Steve McMahon is an American lawyer and media consultant who has worked on political campaigns for Democratic candidates including Ted Kennedy, Howard Dean, and Dick Gephardt, in addition to his work with elected officials. He is a founding partner of Purple Strategies, a bipartisan communications firm located in Alexandria, Virginia, and McMahon Squier and Associates, a media consulting firm.

== Career ==
=== Early career ===
Steve McMahon trained as an attorney, graduating from the University of Nebraska–Lincoln and the University of Iowa College of Law. He helped with Senator Ted Kennedy's 1980 presidential campaign before starting his professional career as an assistant press secretary in Kennedy's Senate office. He later became a deputy director of Kennedy's political action committee, the Fund for a Democratic Majority. In 1987, he transitioned into media consulting when he was hired as a vice president at Doak, Shrum and Associates, an Arlington, Virginia-based media consulting firm. While at the firm his notable work included consulting for Dick Gephardt's 1988 presidential campaign and other political campaigns.
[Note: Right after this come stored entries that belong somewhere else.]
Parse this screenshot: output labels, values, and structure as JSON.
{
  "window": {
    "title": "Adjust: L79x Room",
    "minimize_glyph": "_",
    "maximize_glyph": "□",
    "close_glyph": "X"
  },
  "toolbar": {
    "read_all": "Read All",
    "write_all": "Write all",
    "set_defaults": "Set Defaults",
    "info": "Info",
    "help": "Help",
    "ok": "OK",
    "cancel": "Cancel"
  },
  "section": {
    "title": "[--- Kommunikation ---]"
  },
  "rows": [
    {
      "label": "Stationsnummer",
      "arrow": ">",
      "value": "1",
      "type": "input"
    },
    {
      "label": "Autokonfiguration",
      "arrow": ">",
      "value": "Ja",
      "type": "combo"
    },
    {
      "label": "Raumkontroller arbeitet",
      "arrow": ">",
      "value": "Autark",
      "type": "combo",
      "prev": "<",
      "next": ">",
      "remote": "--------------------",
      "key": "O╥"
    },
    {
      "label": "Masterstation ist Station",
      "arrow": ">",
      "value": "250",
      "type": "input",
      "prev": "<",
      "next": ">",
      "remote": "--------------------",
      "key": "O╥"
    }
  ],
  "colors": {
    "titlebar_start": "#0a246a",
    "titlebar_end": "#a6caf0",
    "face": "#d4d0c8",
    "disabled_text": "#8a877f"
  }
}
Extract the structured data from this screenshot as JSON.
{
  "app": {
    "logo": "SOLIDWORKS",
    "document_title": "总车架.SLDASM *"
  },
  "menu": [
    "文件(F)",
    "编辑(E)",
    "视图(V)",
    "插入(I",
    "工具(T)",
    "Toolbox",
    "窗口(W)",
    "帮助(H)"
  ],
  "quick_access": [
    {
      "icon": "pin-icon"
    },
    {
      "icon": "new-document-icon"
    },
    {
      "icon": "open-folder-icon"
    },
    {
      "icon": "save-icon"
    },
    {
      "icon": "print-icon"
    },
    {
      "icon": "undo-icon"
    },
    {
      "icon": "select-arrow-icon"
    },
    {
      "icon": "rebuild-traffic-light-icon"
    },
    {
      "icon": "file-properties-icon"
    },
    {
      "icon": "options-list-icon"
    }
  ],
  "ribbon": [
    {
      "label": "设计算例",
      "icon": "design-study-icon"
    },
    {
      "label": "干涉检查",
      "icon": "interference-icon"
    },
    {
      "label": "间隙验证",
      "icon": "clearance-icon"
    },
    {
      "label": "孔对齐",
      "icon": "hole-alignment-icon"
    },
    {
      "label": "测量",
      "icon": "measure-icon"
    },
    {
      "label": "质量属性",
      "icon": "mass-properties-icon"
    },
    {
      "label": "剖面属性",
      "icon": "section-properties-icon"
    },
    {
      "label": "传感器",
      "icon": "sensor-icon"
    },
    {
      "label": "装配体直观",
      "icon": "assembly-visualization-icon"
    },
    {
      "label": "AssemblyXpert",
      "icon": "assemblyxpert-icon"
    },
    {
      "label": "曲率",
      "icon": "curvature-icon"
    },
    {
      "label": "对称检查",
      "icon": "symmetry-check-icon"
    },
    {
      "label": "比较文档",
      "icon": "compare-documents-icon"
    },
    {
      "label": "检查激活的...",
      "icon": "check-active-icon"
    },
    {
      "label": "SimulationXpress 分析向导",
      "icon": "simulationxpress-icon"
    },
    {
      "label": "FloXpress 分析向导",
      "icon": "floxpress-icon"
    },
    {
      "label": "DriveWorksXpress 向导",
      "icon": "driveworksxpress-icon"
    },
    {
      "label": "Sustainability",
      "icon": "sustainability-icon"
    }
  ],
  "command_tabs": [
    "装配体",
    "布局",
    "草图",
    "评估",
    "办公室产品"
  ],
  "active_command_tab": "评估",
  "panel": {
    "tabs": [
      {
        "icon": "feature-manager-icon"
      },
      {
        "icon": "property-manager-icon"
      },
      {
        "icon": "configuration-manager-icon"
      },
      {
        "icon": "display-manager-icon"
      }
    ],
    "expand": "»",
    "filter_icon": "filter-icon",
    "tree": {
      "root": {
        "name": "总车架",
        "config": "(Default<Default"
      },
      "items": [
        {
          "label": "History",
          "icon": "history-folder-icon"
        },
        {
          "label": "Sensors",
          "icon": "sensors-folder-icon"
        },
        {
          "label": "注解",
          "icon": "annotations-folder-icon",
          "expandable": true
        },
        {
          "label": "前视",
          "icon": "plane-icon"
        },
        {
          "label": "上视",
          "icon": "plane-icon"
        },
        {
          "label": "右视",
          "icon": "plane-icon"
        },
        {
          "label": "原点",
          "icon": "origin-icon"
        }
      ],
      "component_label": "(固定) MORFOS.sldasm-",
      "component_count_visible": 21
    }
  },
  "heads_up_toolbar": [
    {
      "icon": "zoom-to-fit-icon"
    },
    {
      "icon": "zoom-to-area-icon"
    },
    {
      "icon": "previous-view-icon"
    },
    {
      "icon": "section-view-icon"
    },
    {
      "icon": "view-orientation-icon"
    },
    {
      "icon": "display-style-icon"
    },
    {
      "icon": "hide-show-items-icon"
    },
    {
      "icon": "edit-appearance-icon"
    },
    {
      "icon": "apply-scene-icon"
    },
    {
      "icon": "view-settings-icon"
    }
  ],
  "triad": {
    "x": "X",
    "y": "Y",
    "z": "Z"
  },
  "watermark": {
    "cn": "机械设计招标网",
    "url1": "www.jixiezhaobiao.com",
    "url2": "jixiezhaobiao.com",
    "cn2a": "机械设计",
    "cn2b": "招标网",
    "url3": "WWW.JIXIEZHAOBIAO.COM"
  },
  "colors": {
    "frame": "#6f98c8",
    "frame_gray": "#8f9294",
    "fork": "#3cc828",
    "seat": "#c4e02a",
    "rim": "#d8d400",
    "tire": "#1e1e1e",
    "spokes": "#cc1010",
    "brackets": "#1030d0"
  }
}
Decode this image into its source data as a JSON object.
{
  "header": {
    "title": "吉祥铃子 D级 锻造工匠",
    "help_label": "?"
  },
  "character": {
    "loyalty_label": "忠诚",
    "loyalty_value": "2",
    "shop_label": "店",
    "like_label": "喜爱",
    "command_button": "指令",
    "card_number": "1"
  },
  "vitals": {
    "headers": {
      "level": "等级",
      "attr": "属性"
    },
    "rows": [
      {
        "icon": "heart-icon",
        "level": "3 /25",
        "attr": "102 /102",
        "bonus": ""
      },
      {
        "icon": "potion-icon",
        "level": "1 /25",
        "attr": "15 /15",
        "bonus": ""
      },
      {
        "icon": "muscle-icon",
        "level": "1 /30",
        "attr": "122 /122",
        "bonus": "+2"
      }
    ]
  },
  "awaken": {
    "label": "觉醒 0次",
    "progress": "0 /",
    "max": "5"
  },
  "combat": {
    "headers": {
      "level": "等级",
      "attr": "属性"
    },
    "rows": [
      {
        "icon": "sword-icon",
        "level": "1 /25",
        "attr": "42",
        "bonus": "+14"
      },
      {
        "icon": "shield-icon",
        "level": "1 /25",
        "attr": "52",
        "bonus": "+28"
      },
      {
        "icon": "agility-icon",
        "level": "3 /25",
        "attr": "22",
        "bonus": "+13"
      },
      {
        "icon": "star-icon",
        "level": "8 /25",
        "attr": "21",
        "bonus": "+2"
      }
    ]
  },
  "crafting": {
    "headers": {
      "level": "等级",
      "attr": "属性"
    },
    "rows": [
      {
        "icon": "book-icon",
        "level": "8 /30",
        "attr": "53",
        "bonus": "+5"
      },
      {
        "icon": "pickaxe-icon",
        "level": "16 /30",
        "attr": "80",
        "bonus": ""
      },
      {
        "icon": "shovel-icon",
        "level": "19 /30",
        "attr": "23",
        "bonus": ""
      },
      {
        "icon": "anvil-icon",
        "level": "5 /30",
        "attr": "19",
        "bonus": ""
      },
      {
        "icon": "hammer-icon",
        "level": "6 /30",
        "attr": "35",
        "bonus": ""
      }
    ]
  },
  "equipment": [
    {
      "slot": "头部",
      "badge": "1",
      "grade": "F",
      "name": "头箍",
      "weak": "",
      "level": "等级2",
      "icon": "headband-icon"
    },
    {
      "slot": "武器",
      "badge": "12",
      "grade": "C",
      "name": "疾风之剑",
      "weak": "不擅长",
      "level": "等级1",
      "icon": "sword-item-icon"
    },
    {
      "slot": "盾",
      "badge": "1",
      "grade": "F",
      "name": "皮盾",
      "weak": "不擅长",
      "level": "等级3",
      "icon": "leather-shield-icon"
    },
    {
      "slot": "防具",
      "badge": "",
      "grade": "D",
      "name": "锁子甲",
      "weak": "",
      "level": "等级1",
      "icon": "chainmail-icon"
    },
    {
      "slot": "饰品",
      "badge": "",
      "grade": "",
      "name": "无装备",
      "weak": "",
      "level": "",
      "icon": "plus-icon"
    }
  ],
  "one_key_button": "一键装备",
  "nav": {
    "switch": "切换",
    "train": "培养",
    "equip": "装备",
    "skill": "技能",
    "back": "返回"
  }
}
=== McMahon Squier and Associates ===
In 1991, McMahon co-founded the media consulting firm Trippi McMahon and Squier with Mark Squier and Joe Trippi. McMahon's early work for the firm included a role as media strategist for California governor Jerry Brown's 1992 presidential campaign. Throughout the 1990s and 2000s, McMahon and his partners worked on all five of Howard Dean's gubernatorial campaigns. McMahon was also a strategist and consultant for Dean's 2004 campaign for the US presidency. Following Dean's departure from the race, McMahon's firm served as the lead advertising partner for the Media Fund, which produced ads in support of then-Senator John Kerry's presidential campaign. After the 2004 presidential election, McMahon worked on Dean's successful 2005 campaign for chairman of the Democratic National Committee.

In addition to leading Trippi McMahon and Squier, in 1999 McMahon and his partners also established a second company, Issue & Image, which focused on advocacy advertising.

During the 2008 election cycle, McMahon produced advertisements for the Democratic National Committee in support of Barack Obama's presidential campaign. He also worked as a senior media consultant for the 2008 Democratic National Convention, which was co-produced by his partner Mark Squier.

McMahon's firm went through several name changes in the mid to late 2000s, including following the departure of Joe Trippi in 2004. From 2009 onwards, the firm has been called McMahon Squier and Associates.

=== Purple Strategies ===
In 2008, McMahon merged Issue & Image, the advocacy advertising firm established in 1999, with Republican Alex Castellanos' firm National Media Public Affairs, to form the communications firm Purple Strategies. McMahon and Castellanos had often met each other while pitching to clients and decided to form Purple Strategies as a bipartisan consultancy, blending their "blue" and "red" political backgrounds. Other founding partners of the Alexandria, Virginia-based firm include Bruce Haynes and Mark Squier. At Purple Strategies, McMahon has worked with BP, PhRMA and the United States Chamber of Commerce. Other clients of the firm include Time Warner Cable, Coca-Cola and McDonald's.

== Other activities ==
In addition to his role as a consultant, McMahon is a regular guest commentator on television and has appeared on Today, Good Morning America, Meet the Press, MSNBC's Hardball with Chris Matthews and Andrea Mitchell Reports not to mention frequent appearances on C-SPAN's morning call-in show, Washington Journal.